Ray Core: Ray Tune 및 Ray Train에서 다루지 않는 범용 분산 애플리케이션
Ray Train: 분산 모델 학습
Ray Tune: 분산 하이퍼 매개 변수 튜닝
모델 서비스: 실시간 유추를 위한 모델 배포

Ray Core 및 MLflow 통합

Ray Core는 범용 분산 애플리케이션을 위한 기본 구성 요소를 제공합니다. 이를 통해 여러 노드에서 Python 함수 및 클래스의 크기를 조정할 수 있습니다.

이 섹션에서는 Ray Core 및 MLflow를 통합하는 다음 패턴에 대해 설명합니다.

Ray 드라이버 프로세스에서 MLflow 모델 기록
자식 실행에서 MLflow 모델 기록

Ray 드라이버 프로세스에서 MLflow 기록

일반적으로 작업자 노드가 아닌 드라이버 프로세스에서 MLflow 모델을 기록하는 것이 가장 좋습니다. 이는 상태 저장 참조를 원격 작업자에게 전달하는 복잡성이 추가되기 때문입니다.
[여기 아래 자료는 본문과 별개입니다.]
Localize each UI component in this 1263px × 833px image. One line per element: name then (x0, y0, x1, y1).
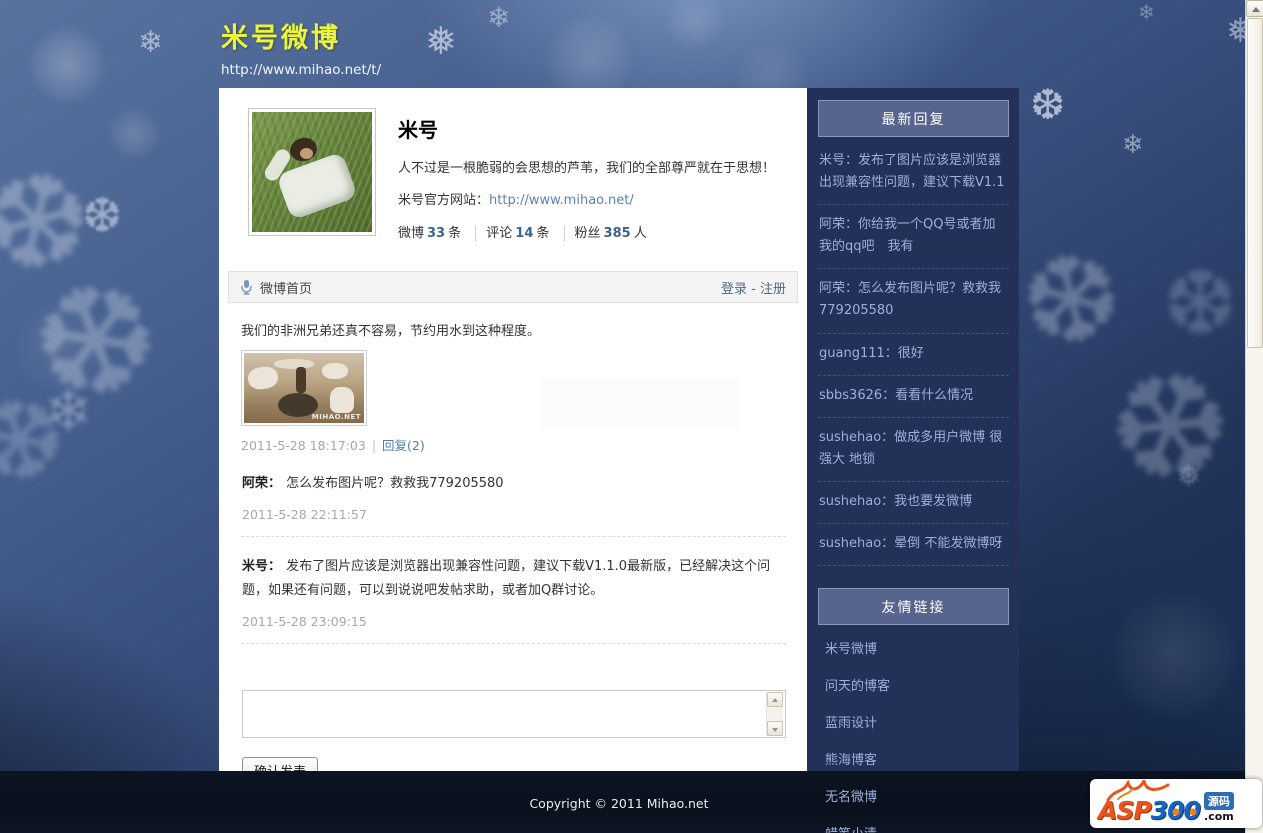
comment-author: 米号： (242, 558, 282, 574)
footer: Copyright © 2011 Mihao.net (0, 771, 1263, 833)
reply-link[interactable]: 回复(2) (382, 438, 425, 453)
main-panel: 米号 人不过是一根脆弱的会思想的芦苇，我们的全部尊严就在于思想！ 米号官方网站：… (219, 88, 807, 771)
thumb-detail (246, 365, 280, 392)
friend-links-header: 友情链接 (818, 588, 1009, 626)
friend-link[interactable]: 无名微博 (818, 777, 1009, 814)
asp300-dotcom: .com (1204, 810, 1234, 823)
friend-link[interactable]: 蓝雨设计 (818, 703, 1009, 740)
reply-item[interactable]: guang111：很好 (818, 334, 1009, 376)
stat-item: 粉丝 385 人 (563, 226, 657, 241)
register-link[interactable]: 注册 (760, 282, 786, 297)
stat-value: 14 (515, 226, 534, 241)
scrollbar-thumb[interactable] (1247, 18, 1263, 348)
comment-input[interactable] (242, 690, 786, 739)
latest-replies-list: 米号：发布了图片应该是浏览器出现兼容性问题，建议下载V1.1 阿荣：你给我一个Q… (818, 141, 1009, 567)
post-meta: 2011-5-28 18:17:03 | 回复(2) (241, 438, 425, 454)
friend-link[interactable]: 熊海博客 (818, 740, 1009, 777)
site-label: 米号官方网站： (398, 193, 490, 208)
avatar (248, 108, 376, 236)
profile-site-line: 米号官方网站：http://www.mihao.net/ (398, 189, 775, 208)
thumb-detail (296, 367, 306, 394)
post-thumbnail[interactable]: MIHAO.NET (241, 350, 367, 427)
comment-item: 米号： 发布了图片应该是浏览器出现兼容性问题，建议下载V1.1.0最新版，已经解… (241, 537, 786, 645)
profile-card: 米号 人不过是一根脆弱的会思想的芦苇，我们的全部尊严就在于思想！ 米号官方网站：… (219, 88, 807, 271)
stat-value: 385 (603, 226, 631, 241)
snowflake-icon (1138, 2, 1155, 22)
reply-item[interactable]: 阿荣：怎么发布图片呢？救救我779205580 (818, 269, 1009, 334)
friend-link[interactable]: 问天的博客 (818, 666, 1009, 703)
profile-name: 米号 (398, 118, 438, 142)
stat-item: 微博 33 条 (398, 226, 462, 241)
weibo-toolbar: 微博首页 登录 - 注册 (228, 271, 798, 303)
profile-stats: 微博 33 条 评论 14 条 粉丝 385 人 (398, 222, 775, 241)
auth-separator: - (751, 281, 756, 297)
snowflake-icon (138, 28, 163, 58)
submit-comment-button[interactable]: 确认发表 (242, 757, 319, 771)
login-link[interactable]: 登录 (721, 282, 747, 297)
snowflake-icon (1122, 132, 1144, 158)
friend-link[interactable]: 米号微博 (818, 629, 1009, 666)
comment-author: 阿荣： (242, 476, 282, 492)
site-header: 米号微博 http://www.mihao.net/t/ (219, 0, 1019, 88)
friend-links-list: 米号微博 问天的博客 蓝雨设计 熊海博客 无名微博 蜡笔小清 (818, 629, 1009, 833)
weibo-home-link[interactable]: 微博首页 (260, 278, 312, 297)
post-thumbnail-image: MIHAO.NET (244, 353, 364, 424)
reply-item[interactable]: sushehao：我也要发微博 (818, 482, 1009, 525)
comment-composer: 确认发表 (241, 644, 786, 771)
reply-item[interactable]: sushehao：晕倒 不能发微博呀 (818, 524, 1009, 567)
latest-replies-header: 最新回复 (818, 100, 1009, 137)
image-watermark: MIHAO.NET (311, 413, 361, 422)
thumb-detail (322, 363, 348, 380)
reply-item[interactable]: 阿荣：你给我一个QQ号或者加我的qq吧 我有 (818, 205, 1009, 270)
feed: 我们的非洲兄弟还真不容易，节约用水到这种程度。 MIHAO.NET 2011-5… (219, 303, 807, 771)
site-title: 米号微博 (221, 23, 341, 54)
bokeh-circle (1110, 590, 1240, 720)
browser-scrollbar[interactable] (1245, 0, 1263, 833)
stat-value: 33 (427, 226, 446, 241)
comment-text: 发布了图片应该是浏览器出现兼容性问题，建议下载V1.1.0最新版，已经解决这个问… (242, 558, 771, 599)
microphone-icon (241, 279, 252, 295)
asp300-watermark: ASP300 源码 .com (1090, 779, 1262, 828)
friend-link[interactable]: 蜡笔小清 (818, 814, 1009, 833)
avatar-image (252, 112, 372, 232)
scrollbar-up-icon[interactable] (1246, 0, 1263, 17)
post-text: 我们的非洲兄弟还真不容易，节约用水到这种程度。 (241, 324, 541, 339)
avatar-detail (300, 148, 313, 159)
sidebar: 最新回复 米号：发布了图片应该是浏览器出现兼容性问题，建议下载V1.1 阿荣：你… (807, 88, 1019, 833)
comment-text: 怎么发布图片呢？救救我779205580 (286, 476, 504, 492)
copyright-text: Copyright © 2011 Mihao.net (529, 796, 709, 811)
comment-item: 阿荣： 怎么发布图片呢？救救我779205580 2011-5-28 22:11… (241, 454, 786, 537)
reply-item[interactable]: sbbs3626：看看什么情况 (818, 376, 1009, 418)
comment-time: 2011-5-28 22:11:57 (242, 506, 367, 522)
textarea-scrollbar[interactable] (766, 692, 783, 737)
stat-item: 评论 14 条 (475, 226, 560, 241)
watermark-ghost (540, 378, 740, 428)
site-url: http://www.mihao.net/t/ (221, 62, 382, 78)
reply-item[interactable]: sushehao：做成多用户微博 很强大 地锁 (818, 418, 1009, 482)
scroll-down-icon[interactable] (767, 721, 783, 737)
page-wrapper: 米号微博 http://www.mihao.net/t/ 米号 人不过是一根脆弱… (219, 0, 1019, 833)
bokeh-circle (108, 108, 160, 160)
scroll-up-icon[interactable] (767, 692, 783, 708)
bokeh-circle (28, 26, 106, 104)
frost-branch (1009, 232, 1136, 373)
comment-list: 阿荣： 怎么发布图片呢？救救我779205580 2011-5-28 22:11… (241, 454, 786, 645)
snowflake-icon (1030, 84, 1065, 126)
official-site-link[interactable]: http://www.mihao.net/ (489, 193, 634, 208)
auth-links: 登录 - 注册 (721, 278, 786, 297)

예를 들어 MLflow 추적 서버는 작업자 노드 내에서 MLflow Client를 사용하여 시작되지 않으므로 다음 코드가 실패합니다.

import mlflow

@ray.remote
def example_logging_task(x):
# ...

 # This method will fail
 mlflow.log_metric("x", x)
 return x

with mlflow.start_run() as run:
 ray.get([example_logging_task.remote(x) for x in range(10)])

대신, 드라이버 노드에 메트릭을 반환합니다. 메트릭 및 메타데이터는 일반적으로 메모리 문제를 일으키지 않고 드라이버로 다시 전송할 수 있을 만큼 작습니다.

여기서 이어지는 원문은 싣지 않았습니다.